Last year, his conviction was reversed on appeal because Minnesota law doesn’t recognize a “threats exception” to breaking the client-therapist confidentiality privilege.
But on Monday, the Ramsey County attorney’s office continued its argument for Expose’s conviction in front of the Minnesota Supreme Court, stressing that such an exception is necessary to protect people and punish those who make serious threats.
“This wasn’t just somebody who was venting,” said Thomas Ragatz, assistant county attorney. “... The therapist said she’d never seen anybody so angry.”
The October 2012 therapy session took place as part of Expose’s court-ordered therapy involving his child protection case. He was upset because his child protection worker had canceled a planned unsupervised visit with his children.
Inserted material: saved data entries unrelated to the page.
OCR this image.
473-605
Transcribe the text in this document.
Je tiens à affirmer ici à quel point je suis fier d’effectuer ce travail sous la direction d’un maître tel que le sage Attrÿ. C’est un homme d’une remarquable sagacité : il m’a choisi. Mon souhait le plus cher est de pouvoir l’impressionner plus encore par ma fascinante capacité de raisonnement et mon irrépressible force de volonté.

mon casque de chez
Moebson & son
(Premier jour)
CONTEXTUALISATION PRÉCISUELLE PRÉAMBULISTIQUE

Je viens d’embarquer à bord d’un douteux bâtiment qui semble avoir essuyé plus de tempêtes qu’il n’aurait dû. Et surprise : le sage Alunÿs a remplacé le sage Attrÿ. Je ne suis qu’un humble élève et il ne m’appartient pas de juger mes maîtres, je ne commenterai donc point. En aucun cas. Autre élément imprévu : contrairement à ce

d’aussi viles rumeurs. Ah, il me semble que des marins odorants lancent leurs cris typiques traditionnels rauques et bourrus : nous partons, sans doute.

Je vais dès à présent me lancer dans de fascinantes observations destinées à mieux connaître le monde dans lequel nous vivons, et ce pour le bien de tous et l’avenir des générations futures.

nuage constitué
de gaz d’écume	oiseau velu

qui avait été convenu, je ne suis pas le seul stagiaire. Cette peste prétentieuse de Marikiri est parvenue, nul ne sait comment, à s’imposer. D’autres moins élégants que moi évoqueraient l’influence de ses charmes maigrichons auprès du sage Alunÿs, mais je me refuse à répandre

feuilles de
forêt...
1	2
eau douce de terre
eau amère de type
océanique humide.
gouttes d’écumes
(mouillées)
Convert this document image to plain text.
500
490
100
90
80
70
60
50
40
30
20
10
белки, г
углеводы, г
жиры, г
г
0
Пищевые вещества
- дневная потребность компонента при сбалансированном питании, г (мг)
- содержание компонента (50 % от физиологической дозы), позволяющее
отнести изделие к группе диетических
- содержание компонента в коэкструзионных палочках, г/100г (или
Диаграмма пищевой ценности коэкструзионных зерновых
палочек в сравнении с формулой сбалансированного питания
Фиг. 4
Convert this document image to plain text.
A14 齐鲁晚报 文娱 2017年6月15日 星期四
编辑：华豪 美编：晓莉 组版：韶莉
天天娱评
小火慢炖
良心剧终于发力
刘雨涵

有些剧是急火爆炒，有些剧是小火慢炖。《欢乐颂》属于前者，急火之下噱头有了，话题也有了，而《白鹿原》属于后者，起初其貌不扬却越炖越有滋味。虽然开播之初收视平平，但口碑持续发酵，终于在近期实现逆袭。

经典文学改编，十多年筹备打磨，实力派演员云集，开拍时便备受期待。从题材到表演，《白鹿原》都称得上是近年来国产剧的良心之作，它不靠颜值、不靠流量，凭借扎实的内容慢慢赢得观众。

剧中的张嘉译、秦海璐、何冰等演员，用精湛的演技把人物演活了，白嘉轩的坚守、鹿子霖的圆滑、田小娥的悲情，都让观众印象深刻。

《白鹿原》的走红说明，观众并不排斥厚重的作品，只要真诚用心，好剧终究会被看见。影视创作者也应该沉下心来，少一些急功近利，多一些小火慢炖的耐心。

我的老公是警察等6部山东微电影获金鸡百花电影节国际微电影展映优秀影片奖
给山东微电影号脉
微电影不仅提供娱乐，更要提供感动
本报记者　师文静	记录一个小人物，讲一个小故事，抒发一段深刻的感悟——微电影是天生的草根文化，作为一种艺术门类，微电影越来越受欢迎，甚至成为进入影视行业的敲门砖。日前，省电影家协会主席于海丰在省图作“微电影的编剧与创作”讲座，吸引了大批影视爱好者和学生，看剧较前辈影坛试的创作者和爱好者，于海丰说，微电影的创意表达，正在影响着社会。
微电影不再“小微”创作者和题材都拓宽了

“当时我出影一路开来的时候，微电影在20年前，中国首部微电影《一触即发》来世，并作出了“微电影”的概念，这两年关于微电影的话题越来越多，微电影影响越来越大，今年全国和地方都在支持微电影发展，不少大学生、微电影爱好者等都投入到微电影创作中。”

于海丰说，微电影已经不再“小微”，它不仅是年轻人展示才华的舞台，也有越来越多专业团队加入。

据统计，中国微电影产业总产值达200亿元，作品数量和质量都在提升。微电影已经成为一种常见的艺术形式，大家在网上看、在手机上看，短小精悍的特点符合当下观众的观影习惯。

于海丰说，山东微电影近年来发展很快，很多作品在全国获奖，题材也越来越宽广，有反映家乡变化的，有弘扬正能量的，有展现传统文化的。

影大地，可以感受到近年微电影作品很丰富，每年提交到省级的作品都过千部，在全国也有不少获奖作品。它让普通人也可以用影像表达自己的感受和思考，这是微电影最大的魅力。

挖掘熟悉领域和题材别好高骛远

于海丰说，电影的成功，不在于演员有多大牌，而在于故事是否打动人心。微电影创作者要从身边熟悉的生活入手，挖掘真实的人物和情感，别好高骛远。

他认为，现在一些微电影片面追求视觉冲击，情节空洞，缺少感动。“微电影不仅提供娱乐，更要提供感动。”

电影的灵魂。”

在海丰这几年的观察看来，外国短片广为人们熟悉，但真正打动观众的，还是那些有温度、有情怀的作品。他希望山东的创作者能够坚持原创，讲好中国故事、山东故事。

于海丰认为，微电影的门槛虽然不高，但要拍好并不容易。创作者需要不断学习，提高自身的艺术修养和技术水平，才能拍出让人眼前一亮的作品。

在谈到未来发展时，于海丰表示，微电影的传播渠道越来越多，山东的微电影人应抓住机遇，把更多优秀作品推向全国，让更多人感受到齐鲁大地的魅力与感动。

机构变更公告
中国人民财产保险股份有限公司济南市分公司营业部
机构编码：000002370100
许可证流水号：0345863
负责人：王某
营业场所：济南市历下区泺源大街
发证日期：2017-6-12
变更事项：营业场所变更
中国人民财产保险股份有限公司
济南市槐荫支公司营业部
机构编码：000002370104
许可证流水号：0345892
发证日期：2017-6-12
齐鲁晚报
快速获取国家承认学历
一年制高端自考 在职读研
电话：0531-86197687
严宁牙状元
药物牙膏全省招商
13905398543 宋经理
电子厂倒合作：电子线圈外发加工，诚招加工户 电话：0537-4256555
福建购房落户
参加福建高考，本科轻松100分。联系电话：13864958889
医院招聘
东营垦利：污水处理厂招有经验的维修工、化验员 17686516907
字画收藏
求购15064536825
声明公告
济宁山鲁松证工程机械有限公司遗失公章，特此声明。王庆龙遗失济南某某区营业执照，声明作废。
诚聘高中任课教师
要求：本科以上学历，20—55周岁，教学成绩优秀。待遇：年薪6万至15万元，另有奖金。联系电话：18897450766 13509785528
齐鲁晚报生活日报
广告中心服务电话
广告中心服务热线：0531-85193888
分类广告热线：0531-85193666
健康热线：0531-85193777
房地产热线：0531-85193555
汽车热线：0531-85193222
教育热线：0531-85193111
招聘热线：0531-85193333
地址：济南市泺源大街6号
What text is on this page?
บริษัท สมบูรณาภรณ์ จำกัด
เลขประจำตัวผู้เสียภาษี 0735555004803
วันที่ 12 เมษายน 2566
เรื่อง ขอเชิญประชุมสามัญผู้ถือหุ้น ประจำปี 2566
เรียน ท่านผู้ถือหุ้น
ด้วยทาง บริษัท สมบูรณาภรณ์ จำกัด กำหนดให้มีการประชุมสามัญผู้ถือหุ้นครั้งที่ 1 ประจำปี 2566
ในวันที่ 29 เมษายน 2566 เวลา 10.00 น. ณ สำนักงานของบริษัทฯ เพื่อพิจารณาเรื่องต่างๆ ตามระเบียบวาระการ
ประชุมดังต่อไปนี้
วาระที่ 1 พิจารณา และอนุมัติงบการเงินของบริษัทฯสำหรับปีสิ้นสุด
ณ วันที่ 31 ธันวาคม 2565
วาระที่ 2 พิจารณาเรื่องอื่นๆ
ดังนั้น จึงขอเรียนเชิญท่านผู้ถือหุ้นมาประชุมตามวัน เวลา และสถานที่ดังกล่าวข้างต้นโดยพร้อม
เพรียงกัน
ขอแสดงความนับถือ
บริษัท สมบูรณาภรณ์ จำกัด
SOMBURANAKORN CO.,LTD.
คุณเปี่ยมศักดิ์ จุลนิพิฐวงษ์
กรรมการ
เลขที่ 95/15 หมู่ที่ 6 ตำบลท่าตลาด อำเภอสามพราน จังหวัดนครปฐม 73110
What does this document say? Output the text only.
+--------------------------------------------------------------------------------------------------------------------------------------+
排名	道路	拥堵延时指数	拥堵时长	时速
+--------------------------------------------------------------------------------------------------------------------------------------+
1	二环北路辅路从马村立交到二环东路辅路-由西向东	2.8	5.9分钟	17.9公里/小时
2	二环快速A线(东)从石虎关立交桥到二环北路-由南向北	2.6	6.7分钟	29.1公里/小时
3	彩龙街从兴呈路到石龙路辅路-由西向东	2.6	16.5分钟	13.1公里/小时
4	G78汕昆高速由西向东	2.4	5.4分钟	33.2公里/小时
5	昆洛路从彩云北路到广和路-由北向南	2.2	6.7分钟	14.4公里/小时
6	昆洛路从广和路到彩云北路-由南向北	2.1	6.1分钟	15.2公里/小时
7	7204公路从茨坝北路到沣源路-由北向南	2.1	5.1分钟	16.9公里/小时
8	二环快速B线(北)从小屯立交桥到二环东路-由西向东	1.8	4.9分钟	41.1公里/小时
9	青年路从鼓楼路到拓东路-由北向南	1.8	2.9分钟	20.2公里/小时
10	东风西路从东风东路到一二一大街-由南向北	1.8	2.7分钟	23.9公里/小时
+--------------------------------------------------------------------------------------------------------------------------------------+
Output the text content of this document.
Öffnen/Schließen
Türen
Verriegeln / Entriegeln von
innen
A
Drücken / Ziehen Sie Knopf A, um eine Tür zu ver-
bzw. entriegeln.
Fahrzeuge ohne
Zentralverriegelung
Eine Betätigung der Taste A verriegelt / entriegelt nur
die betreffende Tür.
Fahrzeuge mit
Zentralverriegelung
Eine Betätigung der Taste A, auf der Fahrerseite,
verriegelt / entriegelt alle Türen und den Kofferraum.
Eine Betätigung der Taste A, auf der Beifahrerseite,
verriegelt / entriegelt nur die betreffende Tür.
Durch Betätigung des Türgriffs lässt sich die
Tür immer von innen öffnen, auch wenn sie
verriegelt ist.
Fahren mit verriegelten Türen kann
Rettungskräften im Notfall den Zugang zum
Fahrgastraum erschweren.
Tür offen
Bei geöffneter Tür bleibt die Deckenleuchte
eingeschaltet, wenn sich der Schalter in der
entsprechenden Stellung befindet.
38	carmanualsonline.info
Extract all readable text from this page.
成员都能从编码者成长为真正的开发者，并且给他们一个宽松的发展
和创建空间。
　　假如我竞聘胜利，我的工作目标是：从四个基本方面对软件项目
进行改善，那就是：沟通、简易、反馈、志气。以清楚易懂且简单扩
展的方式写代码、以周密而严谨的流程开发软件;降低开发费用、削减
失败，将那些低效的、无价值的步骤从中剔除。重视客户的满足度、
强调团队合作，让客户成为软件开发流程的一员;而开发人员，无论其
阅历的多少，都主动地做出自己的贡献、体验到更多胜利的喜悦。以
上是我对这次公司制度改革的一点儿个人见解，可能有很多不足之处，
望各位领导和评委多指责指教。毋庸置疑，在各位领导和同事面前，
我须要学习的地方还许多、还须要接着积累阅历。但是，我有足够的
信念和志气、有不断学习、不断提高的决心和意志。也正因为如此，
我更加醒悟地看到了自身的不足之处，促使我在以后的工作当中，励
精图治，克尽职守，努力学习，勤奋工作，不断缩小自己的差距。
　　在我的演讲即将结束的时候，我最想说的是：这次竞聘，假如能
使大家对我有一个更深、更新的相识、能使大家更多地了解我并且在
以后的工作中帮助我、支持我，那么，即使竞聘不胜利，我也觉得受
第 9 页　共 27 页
When he started making threats, the therapist told him she was a “mandated reporter,” to which Expose replied, “I don’t give a [expletive]!” She contacted her supervisor, who agreed that she should alert the child protection worker and police.
After learning of the threats, the worker was removed from Expose’s case, moved her office and had a deputy escort her to and from her car.
Before his trial in Ramsey County District Court in 2012, Expose wanted to prohibit the therapist from testifying that she had called the child protection worker and police. He contended that the therapist wasn’t a licensed mental health professional and thus that the state’s “duty-to-warn” statute didn’t apply. The motion was denied and the district court concluded that his statements weren’t protected as privileged because they contained threats of harm to another person.
At Monday’s hearing, Ragatz reiterated several of the district court’s rulings allowing the testimony, adding that Expose didn’t object to its admission in a timely manner. He argued that the prosecution could have found somebody other than the therapist, such as the police officer, to testify about the threats. Expose knew his threats would come up in court, he said.
Assistant public defender Jenna Yauch-Erickson said Minnesota doesn’t have a “threat exception” statute to therapist-client confidentiality laws and that the state Supreme Court doesn’t have the authority to rule on the existing privilege law.
Justices David Stras and David Lillehaug asked why a third party couldn’t have testified about the threats and if information can be used in court if somebody knowingly violates privilege.
Yauch-Erickson said third parties can’t testify unless they were in the room with the psychologist and client when the statements in question were made.
“It’s important to note that the Legislature has spoken here, and courts outside the state have rejected the threats exception,” she said. “Having to warn clients if such an exception existed would have a chilling impact on communication and possibly stop people from getting help.”
During opening statements by Expose’s attorney at his district court trial, Ragatz said the prosecution was surprised that the threats were mentioned. At that point, a hearing should have been held to determine if the therapist could testify, he said Monday.
In reversing Expose’s conviction, the state Court of Appeals wrote that the Legislature intentionally excluded a “threats exception” from the privilege statute. “Expose didn’t waive privilege,” the appeals court said. “Without the therapist or worker’s testimony, the jury likely would not have found him guilty.”